偵察:アサシン陣営、動く

 どうにか工房の作成が終わった。
使い魔避けの結界と、土地から魔力補給する機能に、侵入者の気力を減退させる術式。
更に、強度と引き換えに起動するまで透明化する鎖型魔術礼装のトラップも仕掛けた……これなら、逃げる時間を稼ぐ事は出来るはず。
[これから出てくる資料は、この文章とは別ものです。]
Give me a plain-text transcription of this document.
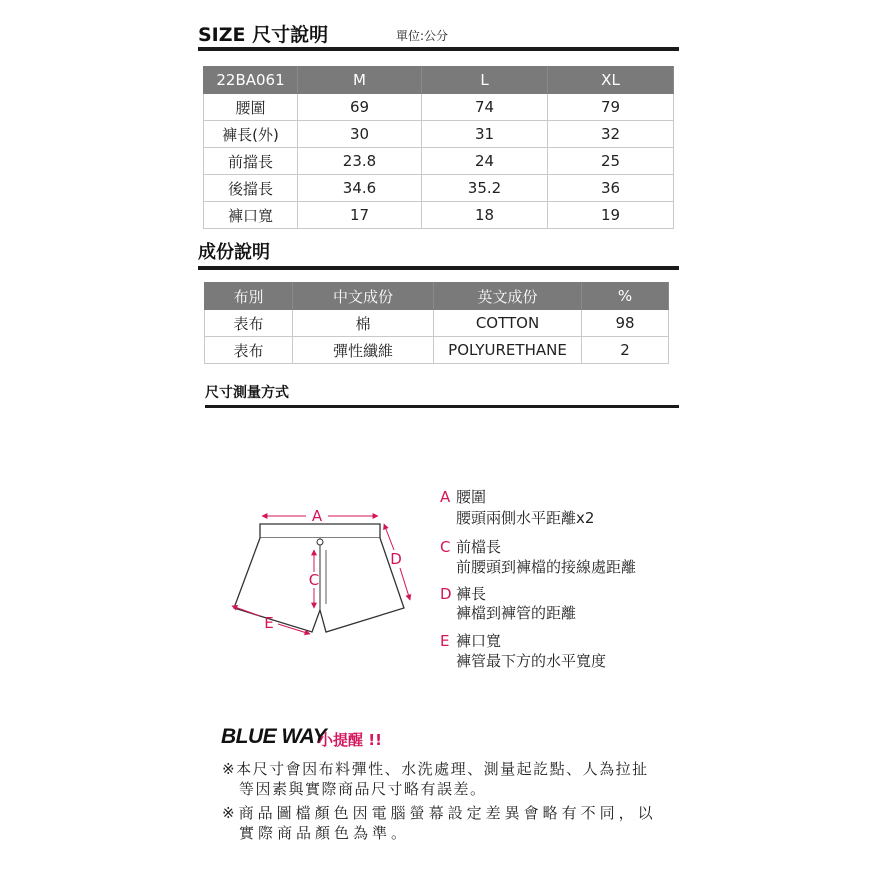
SIZE 尺寸說明	單位:公分
22BA061	M	L	XL
腰圍	69	74	79
褲長(外)	30	31	32
前擋長	23.8	24	25
後擋長	34.6	35.2	36
褲口寬	17	18	19
成份說明
布別	中文成份	英文成份	%
表布	棉	COTTON	98
表布	彈性纖維	POLYURETHANE	2
尺寸測量方式
A
C
D
E
A 腰圍
腰頭兩側水平距離x2
C 前檔長
前腰頭到褲檔的接線處距離
D 褲長
褲檔到褲管的距離
E 褲口寬
褲管最下方的水平寬度
BLUE WAY
小提醒 !!
※本尺寸會因布料彈性、水洗處理、測量起訖點、人為拉扯
等因素與實際商品尺寸略有誤差。
※商品圖檔顏色因電腦螢幕設定差異會略有不同，以
實際商品顏色為準。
「昼飯はホットドッグにでもしよう……あっ、ウインナー買い忘れた……疲れたし具は冷蔵庫にあるレタスとタマネギとトマトで良いか」

 さてと、アサシンは管理者の屋敷に偵察か……。



 来栖市の管理者にしてマスターを利用して聖杯を得ようと企む魔術師、檜葉靖彦の屋敷への侵入は成功した。
厨房や裏口等、使用人がよく使うエリアは魔術による警備も薄く、本職の暗殺者等でない俺程度でも楽に侵入出来た。
しっかし、窓から一度だけ顔を見れた檜葉という奴は、もっと下らん企みを抱いたろくでもねえ奴にしか見えんぞ。
戦士としての力量や才能は低いが、何か切り札を持ってそうだし……何より卑劣な目つきが気に入らねえ。
とはいえ、土地の管理者は運営に協力する事になっているのもあるが、それ以上に何等かの切り札を持って待ち構える奴に見つかるのは危険だ。
これまでの観察結果からして此処に小聖杯があるのは間違い無いだろうが、警備の濃いエリアを探索すれば見つかるのは避けられそうにない。
と、此処で俺はあるものに目を付けた。

『マスター、眠り薬だ。それか、殺さず
に動きを封じれる毒とか無いか?』

 目を付けたのは、紅茶とかいう飲み物と付け合わせの菓子……聖杯によるとマロングラッセと言うのか。
まあいい、大事なのはそれがこの屋敷の主に出される飲食物だという事……これに一服盛れば屋敷の探索は楽勝、小聖杯を最初に手に入れるのは俺達だ。
という訳で、俺はマスターからの返事を待っていたが……。

『えっ、ごめん。そういうのは持ってない』

 そうそう美味い話は無かった。